By Timothy S. Donahue
Top Takeaways:
- Vietnam will introduce a fixed per-pack cigarette excise tax beginning in 2027, rising to 10,000 dong per pack by 2031.
- The new system retains the 75% ad valorem tax and adds a second, absolute component starting at 2,000 dong per pack.
- Health officials say Vietnam’s tax burden is 36.8% of the retail price, below WHO recommendations, and are proposing additional tobacco-control measures.
Vietnam will introduce a fixed (absolute) excise tax on cigarettes starting in 2027, adding a per-pack levy on top of its existing ad valorem tobacco tax as Hanoi steps up efforts to curb smoking, according to state media and health ministry-linked reporting.
Under amendments to Vietnam’s Special Consumption Tax law, cigarettes will be subject to a mixed tax regime beginning Jan. 1, 2027, combining the current 75% ad valorem excise rate with a fixed levy starting at 2,000 dong (US$0.07) per pack. The per-pack component will then rise annually to 10,000 dong per pack by 2031.
Vietnamese health officials have argued that past increases did not materially reduce smoking because excise levels remained low relative to income growth and retail price increases were modest.
“The tax on tobacco for the 2012-2025 period is very low and had no impact on reducing consumption, while Vietnam’s per capita income has steadily increased every year,” Phan Thi Hai, deputy director of the Tobacco Harm Prevention Fund, was quoted as saying by Suc Khoe Doi Song, the official newspaper of Vietnam’s health ministry.
Vietnam has raised tobacco taxes twice since 2013, but officials said the increases had limited impact on smoking. The health ministry reported that Vietnam’s total tobacco tax burden is only 36.8% of retail prices, below the 70–75% recommended by the World Health Organization (WHO) and lower than some neighboring ASEAN countries cited by the ministry, including Thailand (78.6%) and Singapore (67.1%).
The tax change comes as Vietnam reviews additional tobacco control measures.
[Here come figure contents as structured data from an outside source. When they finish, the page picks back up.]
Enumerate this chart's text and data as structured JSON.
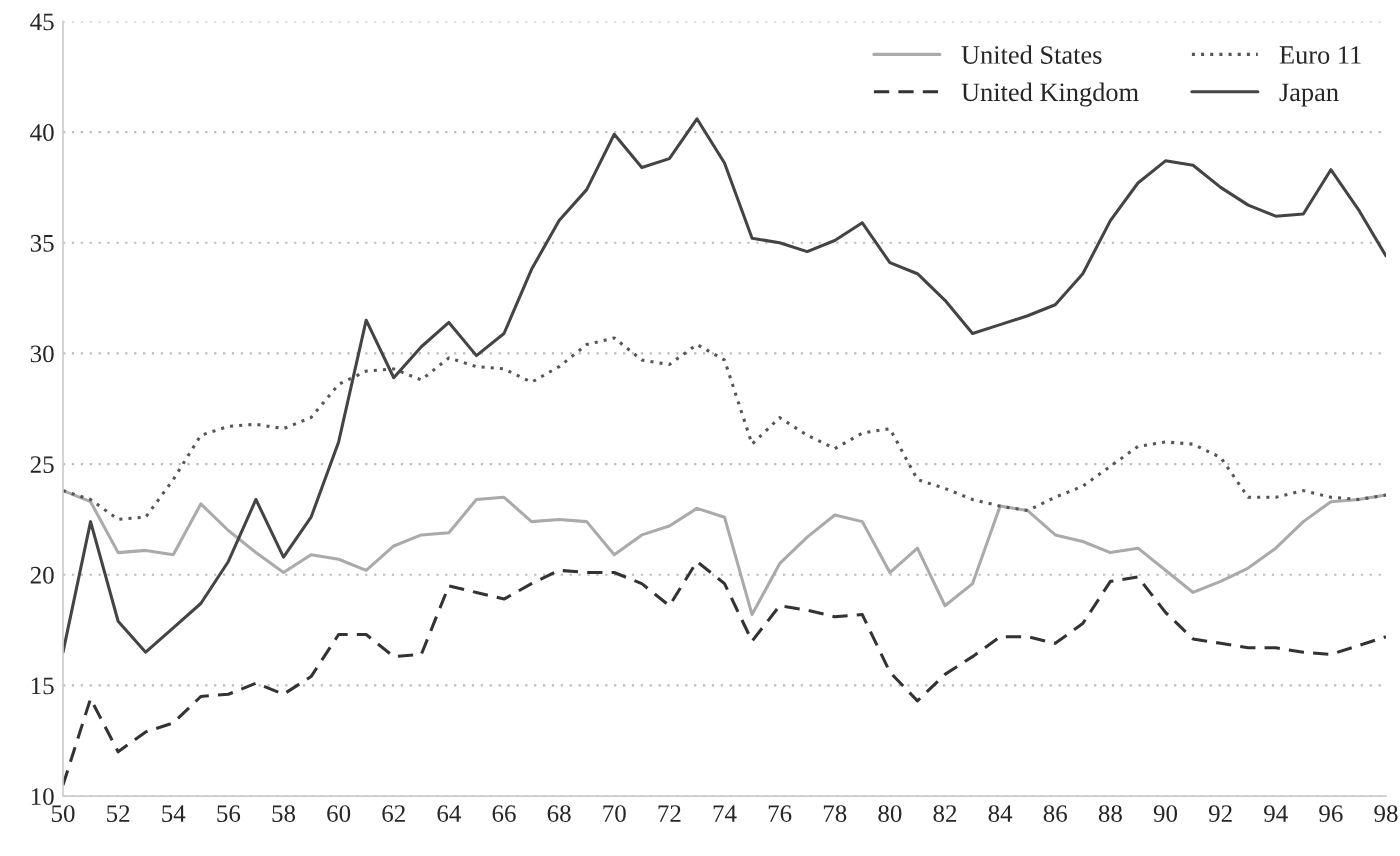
{
  "chart_data": {
    "type": "line",
    "x": [
      50,
      51,
      52,
      53,
      54,
      55,
      56,
      57,
      58,
      59,
      60,
      61,
      62,
      63,
      64,
      65,
      66,
      67,
      68,
      69,
      70,
      71,
      72,
      73,
      74,
      75,
      76,
      77,
      78,
      79,
      80,
      81,
      82,
      83,
      84,
      85,
      86,
      87,
      88,
      89,
      90,
      91,
      92,
      93,
      94,
      95,
      96,
      97,
      98
    ],
    "series": [
      {
        "name": "United States",
        "color": "#aaaaaa",
        "line_style": "solid",
        "values": [
          23.8,
          23.3,
          21.0,
          21.1,
          20.9,
          23.2,
          22.0,
          21.0,
          20.1,
          20.9,
          20.7,
          20.2,
          21.3,
          21.8,
          21.9,
          23.4,
          23.5,
          22.4,
          22.5,
          22.4,
          20.9,
          21.8,
          22.2,
          23.0,
          22.6,
          18.2,
          20.5,
          21.7,
          22.7,
          22.4,
          20.1,
          21.2,
          18.6,
          19.6,
          23.1,
          22.9,
          21.8,
          21.5,
          21.0,
          21.2,
          20.2,
          19.2,
          19.7,
          20.3,
          21.2,
          22.4,
          23.3,
          23.4,
          23.6
        ]
      },
      {
        "name": "Euro 11",
        "color": "#555555",
        "line_style": "dotted",
        "values": [
          23.8,
          23.4,
          22.5,
          22.6,
          24.3,
          26.3,
          26.7,
          26.8,
          26.6,
          27.1,
          28.6,
          29.2,
          29.3,
          28.8,
          29.8,
          29.4,
          29.3,
          28.7,
          29.4,
          30.4,
          30.7,
          29.7,
          29.5,
          30.4,
          29.7,
          25.9,
          27.1,
          26.3,
          25.7,
          26.4,
          26.6,
          24.3,
          23.9,
          23.4,
          23.1,
          22.9,
          23.5,
          24.0,
          24.9,
          25.8,
          26.0,
          25.9,
          25.3,
          23.5,
          23.5,
          23.8,
          23.5,
          23.4,
          23.6
        ]
      },
      {
        "name": "United Kingdom",
        "color": "#333333",
        "line_style": "dashed",
        "values": [
          10.5,
          14.4,
          12.0,
          12.9,
          13.3,
          14.5,
          14.6,
          15.1,
          14.6,
          15.4,
          17.3,
          17.3,
          16.3,
          16.4,
          19.5,
          19.2,
          18.9,
          19.6,
          20.2,
          20.1,
          20.1,
          19.6,
          18.6,
          20.6,
          19.6,
          17.0,
          18.6,
          18.4,
          18.1,
          18.2,
          15.6,
          14.3,
          15.5,
          16.3,
          17.2,
          17.2,
          16.9,
          17.8,
          19.7,
          19.9,
          18.3,
          17.1,
          16.9,
          16.7,
          16.7,
          16.5,
          16.4,
          16.8,
          17.2
        ]
      },
      {
        "name": "Japan",
        "color": "#444444",
        "line_style": "solid",
        "values": [
          16.5,
          22.4,
          17.9,
          16.5,
          17.6,
          18.7,
          20.6,
          23.4,
          20.8,
          22.6,
          26.0,
          31.5,
          28.9,
          30.3,
          31.4,
          29.9,
          30.9,
          33.8,
          36.0,
          37.4,
          39.9,
          38.4,
          38.8,
          40.6,
          38.6,
          35.2,
          35.0,
          34.6,
          35.1,
          35.9,
          34.1,
          33.6,
          32.4,
          30.9,
          31.3,
          31.7,
          32.2,
          33.6,
          36.0,
          37.7,
          38.7,
          38.5,
          37.5,
          36.7,
          36.2,
          36.3,
          38.3,
          36.5,
          34.4
        ]
      }
    ],
    "xlim": [
      50,
      98
    ],
    "xticks": [
      50,
      52,
      54,
      56,
      58,
      60,
      62,
      64,
      66,
      68,
      70,
      72,
      74,
      76,
      78,
      80,
      82,
      84,
      86,
      88,
      90,
      92,
      94,
      96,
      98
    ],
    "ylim": [
      10,
      45
    ],
    "yticks": [
      10,
      15,
      20,
      25,
      30,
      35,
      40,
      45
    ],
    "grid": "y",
    "legend": "top right"
  }
}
On Jan. 13, the health ministry proposed amendments to the tobacco harm prevention law, including expanding smoke-free areas, tightening retail restrictions, increasing health warnings to cover 85% of cigarette packs, and strengthening advertising and marketing restrictions to limit youth access.
Vietnam’s health ministry estimates that smoking causes around 100,000 deaths annually, directly or indirectly, and reported that Vietnam had more than 15 million smokers in 2024, placing it among the world’s largest tobacco-consuming countries.